TORONTO (Reuters) - Convenience store operator Alimentation Couche-Tard (ATDb.TO) reported a 56 percent jump in quarterly profit Tuesday, but results fell short of analysts’ estimates, sending shares down as much as 6 percent.
Net income for the third quarter ended February 3 rose to $142.5 million, or 75 cents a share, from $86.8 million, or 48 cents, a year earlier.
Shares were at C$54.63, down 1.7 percent, by late afternoon on the Toronto Stock Exchange. They had earlier dropped as low as C$52.35.
Laval, Quebec-based Couche-Tard said results were bolstered by its acquisitions, higher margins on fuel and a lower income tax rate. However, higher-than-expected selling expenses and general and administrative costs cut into the company’s profit, some analysts said.
“Adjusted earnings were below expectation, especially after considering that earnings were facilitated by a U.S. gas margin that was higher than our estimate and added about $0.10 per share to results,” Peter Sklar, an analyst at BMO Nesbitt Burns, said in a note to clients.
Excluding foreign exchange losses and acquisition costs, net earnings were 81 cents a share. Revenue at the Laval, Quebec-based company rose 75 percent to $11.57 billion.
Analysts, on average, had expected earnings per share of 87 cents on revenue of $11.1 billion, according to Thomson Reuters I/B/E/S.
Total merchandise and service revenues rose 4.4 percent in the United States and 5.1 percent in Canada. Excluding sales of tobacco, same-store sales rose 2.6 percent in the United States.
The company acquired 60 company-operated or franchised and other affiliated stores during the quarter.
Since the third quarter, it added another 29 company-operated stores last month in Illinois, Missouri and Oklahoma, from Dickerson Petroleum Inc.
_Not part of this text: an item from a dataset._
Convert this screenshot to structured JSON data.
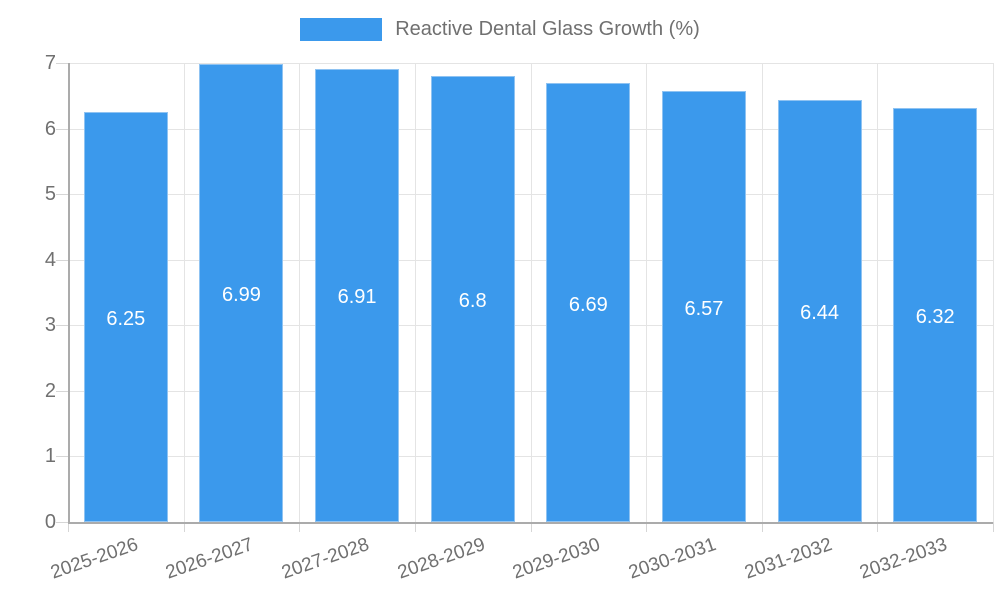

Couche-Tard owns the land and buildings for 25 sites and leases the remainder.
Couche-Tard operates more than 6,100 convenience stores in its network in North America, most of which sell fuel, under banners that include Mac’s and Circle K.
Thanks to its recent acquisition of Norway’s Statoil Fuel & Retail, the company now also operates more than 2,300 fuel stations in Scandinavia, Poland, the Baltics and Russia, most of which sell convenience goods.
Sklar noted the company provided limited segmented disclosure for Statoil and no comparable results, making it difficult to assess the performance of its European operations.